Gareth Roberts Memorial Lecture - Cool things to do with lasers
18 January 2013
Following the untimely death of our Branch Secretary, Gareth Roberts, who sadly died at the start of 2012 after a long period of illness, it was decided that the Branch would hold a lecture in his memory, focusing on one of the areas of research in which he worked.
The lecture was held on 13 December 2012, at Newcastle University, and began with a speech by Prof. Albert Crowe, who worked with Gareth at Newcastle University, and was formerly Chair of the Branch.
Prof. Crowe gave a heartwarming speech about his memories of Gareth, before introducing our main speaker, Ifan G. Hughes, from Durham University. Prof. Hughes had previously worked with Gareth on Laser Cooling, and his talk included some of the projects on which they had worked together.
Prof Hughes first showed us a slide showing how lasers can be used for heating (such as in high power laser welding) and how lasers are traditionally thought of as a type of beam weapon that one might see in Star Trek. Hence, the idea that lasers might be able to cool things would seem counter-intuitive to many. He then showed that momentum transfer can exist between a photon and an atom by absorption of the atom and causing the atom to enter an excited state. The atom then relaxes by emitting another photon.
The initial photon absorption always causes a momentum transfer in the direction of the initial photon whereas the emission of the photon upon relaxation is in a random direction.
By using a laser beam of sufficient intensity, a beam of atoms being emitted into a vacuum from an oven may be brought to a ‘standstill’ in a distance on the order of 1 metre.
Of course there is a residual motion of the atoms. This gives a temperature of the laser cooled atoms around the microKelvin region.
Prof Hughes then described a magnetic device made from nanowires. The magnetic flux within the wires was parallel to the direction of the wire. The magnetic domains within the wire opposed each other at regular intervals.
At the regions where the magnetic domains met (the domain walls), the magnetic flux pointed out of the wire.
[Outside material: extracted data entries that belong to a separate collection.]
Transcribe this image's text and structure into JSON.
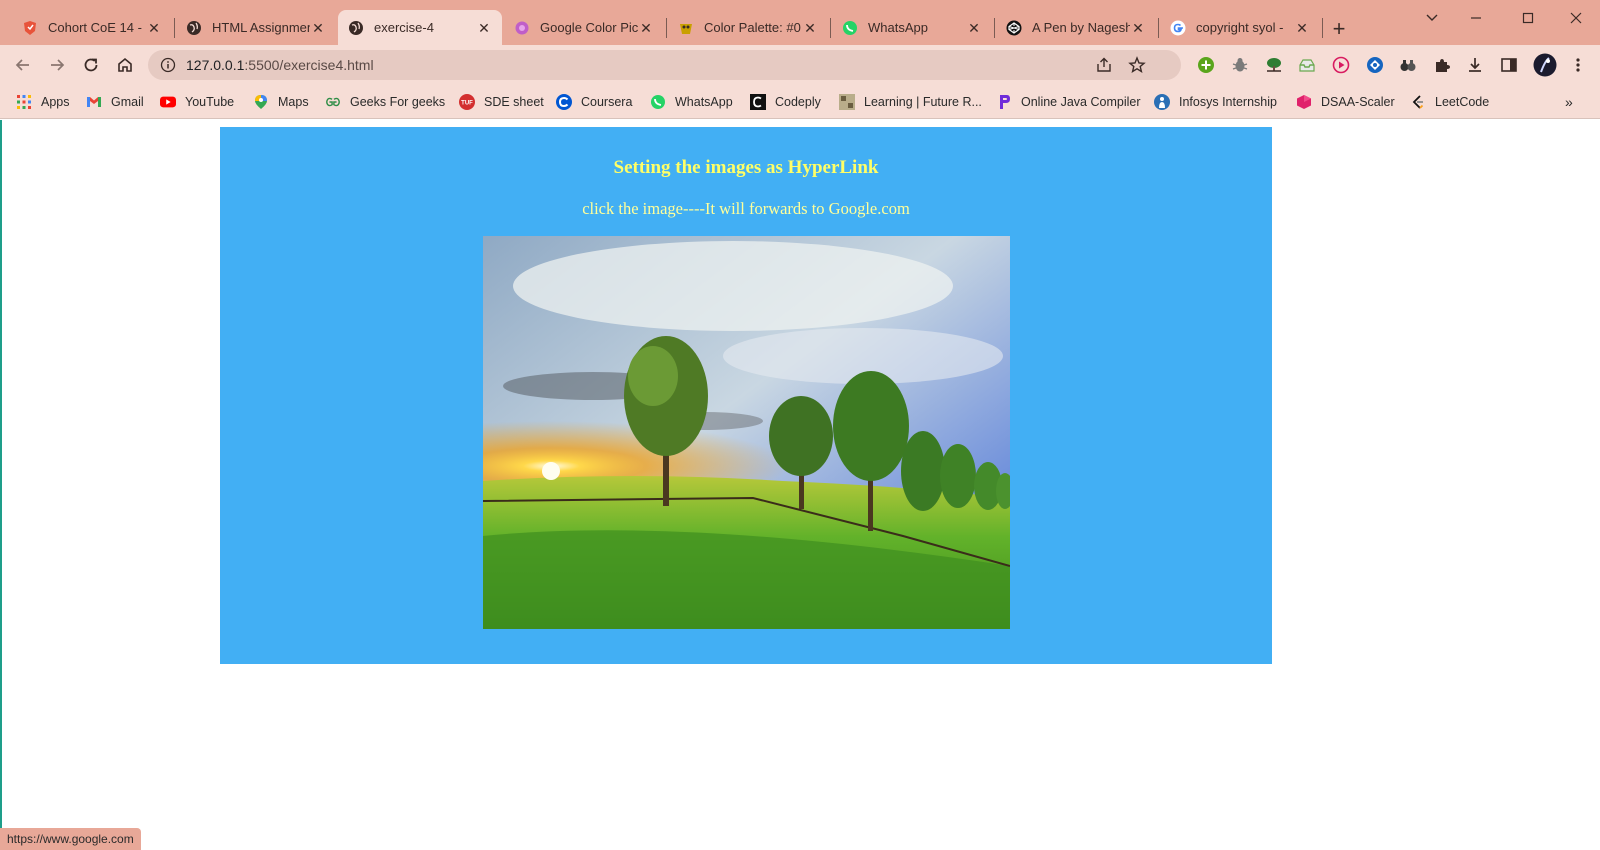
{
  "tabs": [
    {
      "title": "Cohort CoE 14 - ",
      "icon": "shield-icon",
      "icon_color": "#e8533a"
    },
    {
      "title": "HTML Assignmen",
      "icon": "globe-icon",
      "icon_color": "#3a2a26"
    },
    {
      "title": "exercise-4",
      "icon": "globe-icon",
      "icon_color": "#3a2a26",
      "active": true
    },
    {
      "title": "Google Color Pic",
      "icon": "color-dot-icon",
      "icon_color": "#c05ec8"
    },
    {
      "title": "Color Palette: #0",
      "icon": "palette-icon",
      "icon_color": "#c9a000"
    },
    {
      "title": "WhatsApp",
      "icon": "whatsapp-icon",
      "icon_color": "#25d366"
    },
    {
      "title": "A Pen by Nagesh",
      "icon": "codepen-icon",
      "icon_color": "#111111"
    },
    {
      "title": "copyright syol - ",
      "icon": "google-icon",
      "icon_color": "#4285f4"
    }
  ],
  "address_bar": {
    "host": "127.0.0.1",
    "path": ":5500/exercise4.html"
  },
  "bookmarks": [
    {
      "label": "Apps",
      "icon": "apps-grid-icon",
      "icon_color": "#4285f4"
    },
    {
      "label": "Gmail",
      "icon": "gmail-icon",
      "icon_color": "#ea4335"
    },
    {
      "label": "YouTube",
      "icon": "youtube-icon",
      "icon_color": "#ff0000"
    },
    {
      "label": "Maps",
      "icon": "maps-pin-icon",
      "icon_color": "#34a853"
    },
    {
      "label": "Geeks For geeks",
      "icon": "gfg-icon",
      "icon_color": "#2f8d46"
    },
    {
      "label": "SDE sheet",
      "icon": "tuf-icon",
      "icon_color": "#d32f2f"
    },
    {
      "label": "Coursera",
      "icon": "coursera-icon",
      "icon_color": "#0056d2"
    },
    {
      "label": "WhatsApp",
      "icon": "whatsapp-icon",
      "icon_color": "#25d366"
    },
    {
      "label": "Codeply",
      "icon": "codeply-icon",
      "icon_color": "#111111"
    },
    {
      "label": "Learning | Future R...",
      "icon": "future-icon",
      "icon_color": "#8a7a60"
    },
    {
      "label": "Online Java Compiler",
      "icon": "programiz-icon",
      "icon_color": "#6f2bd9"
    },
    {
      "label": "Infosys Internship",
      "icon": "infosys-icon",
      "icon_color": "#2a6fb5"
    },
    {
      "label": "DSAA-Scaler",
      "icon": "scaler-icon",
      "icon_color": "#e0216b"
    },
    {
      "label": "LeetCode",
      "icon": "leetcode-icon",
      "icon_color": "#f89f1b"
    }
  ],
  "page": {
    "heading": "Setting the images as HyperLink",
    "subline": "click the image----It will forwards to Google.com",
    "panel_color": "#42aff4",
    "text_color": "#ffff66"
  },
  "status_url": "https://www.google.com"
}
In this way a sinusoidally varying magnetic flux could be created.
Prof Hughes showed that this form of magnetic field was what was required in order to make a magnetic mirror for the cooled atoms.
In order to demonstrate the magnetic mirror, Prof Hughes mounted it below the cloud of atoms.
The laser was then switched off and the atoms allowed to fall under gravity. It could be seen that the atoms bounced off the magnetic mirror when it was in place, but otherwise simply fell to the bottom of the chamber.
Among the potential technological applications of laser cooling, Prof Hughes mentioned highly accurate atomic clocks and quantum computation.
The talk was excellently delivered and provided the audience with a very well explained overview of the field of laser cooling of atoms.